Improvements at Castle Wynd  in Inverness are now complete.
Improvements at Castle Wynd in Inverness are now complete.

Streets leading to Inverness Castle, as well as the city’s museum and art gallery, have undergone a major facelift ahead of next year’s tourist season.

The work has been carried out to provide a more pedestrian-friendly environment leading up to the castle and Inverness Museum and Art Gallery.

Provost Helen Carmichael hailed the completion of the streetscape improvements, saying: “As well as enticing walkers up to the north tower viewpoint, which will reopen next year to welcome back visitors, a lot of work is currently underway on the wider redeveloped of the castle to create a top rate tourist and heritage centre.”
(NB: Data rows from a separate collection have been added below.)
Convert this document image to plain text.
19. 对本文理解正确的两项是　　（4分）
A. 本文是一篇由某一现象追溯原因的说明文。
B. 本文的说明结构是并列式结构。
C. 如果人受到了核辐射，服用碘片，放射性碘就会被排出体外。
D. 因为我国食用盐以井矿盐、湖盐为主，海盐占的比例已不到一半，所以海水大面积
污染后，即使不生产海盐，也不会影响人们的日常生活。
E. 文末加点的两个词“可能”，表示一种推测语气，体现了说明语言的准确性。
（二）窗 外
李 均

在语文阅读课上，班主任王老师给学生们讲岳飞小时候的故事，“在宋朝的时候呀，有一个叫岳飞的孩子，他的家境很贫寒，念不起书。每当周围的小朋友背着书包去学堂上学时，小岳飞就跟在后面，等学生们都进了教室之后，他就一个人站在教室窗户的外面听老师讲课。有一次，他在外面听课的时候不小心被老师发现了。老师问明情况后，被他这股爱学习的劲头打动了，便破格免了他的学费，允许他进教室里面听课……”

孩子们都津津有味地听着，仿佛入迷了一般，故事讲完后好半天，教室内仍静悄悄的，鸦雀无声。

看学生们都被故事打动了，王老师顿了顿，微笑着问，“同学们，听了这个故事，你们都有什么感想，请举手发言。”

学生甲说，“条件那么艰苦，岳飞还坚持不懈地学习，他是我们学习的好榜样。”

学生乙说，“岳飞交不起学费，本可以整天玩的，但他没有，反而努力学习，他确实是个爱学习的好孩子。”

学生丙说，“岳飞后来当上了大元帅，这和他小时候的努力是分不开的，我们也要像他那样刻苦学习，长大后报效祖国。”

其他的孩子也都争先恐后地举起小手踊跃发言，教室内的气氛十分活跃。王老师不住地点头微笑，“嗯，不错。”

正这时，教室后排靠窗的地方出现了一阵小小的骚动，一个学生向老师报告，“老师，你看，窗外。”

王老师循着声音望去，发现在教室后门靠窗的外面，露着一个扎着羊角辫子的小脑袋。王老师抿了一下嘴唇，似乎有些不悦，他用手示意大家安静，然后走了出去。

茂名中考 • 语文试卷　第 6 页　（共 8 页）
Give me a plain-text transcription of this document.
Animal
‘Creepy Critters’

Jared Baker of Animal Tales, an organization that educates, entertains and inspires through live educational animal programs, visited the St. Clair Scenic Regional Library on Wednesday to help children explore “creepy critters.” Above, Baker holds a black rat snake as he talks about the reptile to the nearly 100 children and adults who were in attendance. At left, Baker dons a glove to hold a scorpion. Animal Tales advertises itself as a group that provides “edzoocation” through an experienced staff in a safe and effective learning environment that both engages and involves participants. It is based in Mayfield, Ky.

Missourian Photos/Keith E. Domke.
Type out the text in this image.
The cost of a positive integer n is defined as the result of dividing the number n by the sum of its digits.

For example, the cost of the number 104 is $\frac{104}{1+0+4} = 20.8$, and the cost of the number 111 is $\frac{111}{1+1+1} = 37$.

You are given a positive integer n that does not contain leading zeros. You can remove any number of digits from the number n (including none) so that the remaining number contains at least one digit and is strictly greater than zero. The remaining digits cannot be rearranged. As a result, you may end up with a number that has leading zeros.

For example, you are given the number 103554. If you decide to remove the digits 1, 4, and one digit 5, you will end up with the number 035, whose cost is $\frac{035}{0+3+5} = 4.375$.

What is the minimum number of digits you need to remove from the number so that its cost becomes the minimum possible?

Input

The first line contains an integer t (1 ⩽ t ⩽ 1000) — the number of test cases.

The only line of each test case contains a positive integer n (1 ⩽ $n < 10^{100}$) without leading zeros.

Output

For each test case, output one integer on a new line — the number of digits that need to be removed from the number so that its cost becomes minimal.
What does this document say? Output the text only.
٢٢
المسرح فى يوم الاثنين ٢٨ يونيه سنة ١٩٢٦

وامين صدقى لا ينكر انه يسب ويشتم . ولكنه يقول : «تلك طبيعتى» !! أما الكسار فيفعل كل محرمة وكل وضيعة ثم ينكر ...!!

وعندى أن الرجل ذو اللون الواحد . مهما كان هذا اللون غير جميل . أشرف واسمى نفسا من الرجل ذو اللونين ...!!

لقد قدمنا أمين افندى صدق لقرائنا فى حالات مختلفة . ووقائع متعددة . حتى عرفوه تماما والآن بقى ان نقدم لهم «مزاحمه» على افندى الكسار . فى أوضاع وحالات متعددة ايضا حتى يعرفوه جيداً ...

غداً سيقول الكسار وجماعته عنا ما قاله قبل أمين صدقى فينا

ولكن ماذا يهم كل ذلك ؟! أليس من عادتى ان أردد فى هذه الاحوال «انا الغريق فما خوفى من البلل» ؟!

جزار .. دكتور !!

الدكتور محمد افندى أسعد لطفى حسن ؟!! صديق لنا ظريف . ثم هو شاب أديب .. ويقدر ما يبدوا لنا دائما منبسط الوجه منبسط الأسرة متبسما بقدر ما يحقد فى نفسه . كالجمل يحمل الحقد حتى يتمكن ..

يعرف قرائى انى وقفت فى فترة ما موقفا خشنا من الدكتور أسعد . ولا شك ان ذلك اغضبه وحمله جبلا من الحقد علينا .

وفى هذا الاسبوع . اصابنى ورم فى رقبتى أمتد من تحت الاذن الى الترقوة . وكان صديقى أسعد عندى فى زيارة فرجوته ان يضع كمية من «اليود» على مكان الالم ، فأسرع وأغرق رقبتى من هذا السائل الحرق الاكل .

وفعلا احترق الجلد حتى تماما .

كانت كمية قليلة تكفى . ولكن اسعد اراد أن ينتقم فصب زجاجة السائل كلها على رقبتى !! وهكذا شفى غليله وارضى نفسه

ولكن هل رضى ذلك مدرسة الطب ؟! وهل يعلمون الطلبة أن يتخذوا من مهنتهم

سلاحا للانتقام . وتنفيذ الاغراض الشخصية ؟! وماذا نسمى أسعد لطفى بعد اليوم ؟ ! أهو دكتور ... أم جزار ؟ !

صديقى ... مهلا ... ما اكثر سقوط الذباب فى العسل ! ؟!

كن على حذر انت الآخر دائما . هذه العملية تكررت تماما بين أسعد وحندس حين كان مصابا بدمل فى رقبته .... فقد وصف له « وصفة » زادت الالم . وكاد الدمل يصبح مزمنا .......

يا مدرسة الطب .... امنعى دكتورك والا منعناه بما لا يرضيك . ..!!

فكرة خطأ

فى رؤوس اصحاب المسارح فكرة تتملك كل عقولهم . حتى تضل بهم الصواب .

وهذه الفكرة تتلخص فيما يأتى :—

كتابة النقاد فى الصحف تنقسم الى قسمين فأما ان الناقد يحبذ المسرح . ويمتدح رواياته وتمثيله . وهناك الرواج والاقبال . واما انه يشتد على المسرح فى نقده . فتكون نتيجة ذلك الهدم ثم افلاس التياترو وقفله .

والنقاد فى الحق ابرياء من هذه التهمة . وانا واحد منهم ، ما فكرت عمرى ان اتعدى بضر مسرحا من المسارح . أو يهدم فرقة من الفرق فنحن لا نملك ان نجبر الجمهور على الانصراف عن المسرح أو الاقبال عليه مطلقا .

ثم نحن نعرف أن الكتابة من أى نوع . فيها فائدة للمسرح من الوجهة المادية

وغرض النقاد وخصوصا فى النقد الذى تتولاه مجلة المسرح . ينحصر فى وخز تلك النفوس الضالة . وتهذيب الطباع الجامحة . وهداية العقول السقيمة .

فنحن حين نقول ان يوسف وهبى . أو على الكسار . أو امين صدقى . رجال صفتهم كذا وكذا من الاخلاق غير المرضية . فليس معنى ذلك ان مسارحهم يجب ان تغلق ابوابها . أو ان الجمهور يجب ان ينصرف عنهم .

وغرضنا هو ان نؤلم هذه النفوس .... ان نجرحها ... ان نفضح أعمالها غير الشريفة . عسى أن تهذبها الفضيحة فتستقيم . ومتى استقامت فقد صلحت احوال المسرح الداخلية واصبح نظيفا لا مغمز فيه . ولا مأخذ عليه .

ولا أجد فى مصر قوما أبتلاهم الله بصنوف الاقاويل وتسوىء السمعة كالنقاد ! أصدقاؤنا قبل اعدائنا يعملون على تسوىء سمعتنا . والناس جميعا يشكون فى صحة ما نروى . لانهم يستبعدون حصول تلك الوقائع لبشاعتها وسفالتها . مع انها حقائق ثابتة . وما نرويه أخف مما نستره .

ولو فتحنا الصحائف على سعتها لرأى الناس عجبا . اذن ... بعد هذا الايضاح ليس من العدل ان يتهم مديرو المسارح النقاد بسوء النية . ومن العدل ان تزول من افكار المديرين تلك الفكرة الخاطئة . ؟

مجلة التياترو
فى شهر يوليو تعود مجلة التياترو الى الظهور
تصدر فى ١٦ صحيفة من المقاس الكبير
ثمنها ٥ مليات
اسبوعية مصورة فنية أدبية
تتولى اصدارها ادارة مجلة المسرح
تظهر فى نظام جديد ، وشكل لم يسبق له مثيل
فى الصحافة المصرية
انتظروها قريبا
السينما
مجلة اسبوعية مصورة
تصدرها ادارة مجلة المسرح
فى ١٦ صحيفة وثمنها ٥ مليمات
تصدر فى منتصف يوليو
The project, which involved work on Castle Wynd itself as well as the two sets of steps leading to the castle from the River Ness and from Castle Wynd, was funded by the multi-million pound Inverness and Highland City-Region Deal.

Works have included the partial reconstruction of the existing road using natural stone sett paving, Caithness flag stone and granite kerbing.

The steps to the castle have been replaced with granite steps on one side and a ramp on the other to make this area more accessible.

And the castle steps down to Castle Road have had new granite units installed, while landing areas have been paved with Caithness flagstone and new handrails have also been installed.

Mrs Carmichael said: “What an improvement to see the new pedestrian friendly access in place.

“Making access more attractive and more user friendly is an important step in encouraging visitors and people who live and work in the city to spend time in this central area and enjoy the terrific views over the city and beyond.”

The Region Deal is a joint initiative supported by up to £315 million investment from the UK and Scottish governments, Highland Council, HIE and University of the Highland and Islands, aimed at stimulating sustainable regional economic growth.

The work was carried out by contractors Wills Bros Civil Engineering Ltd.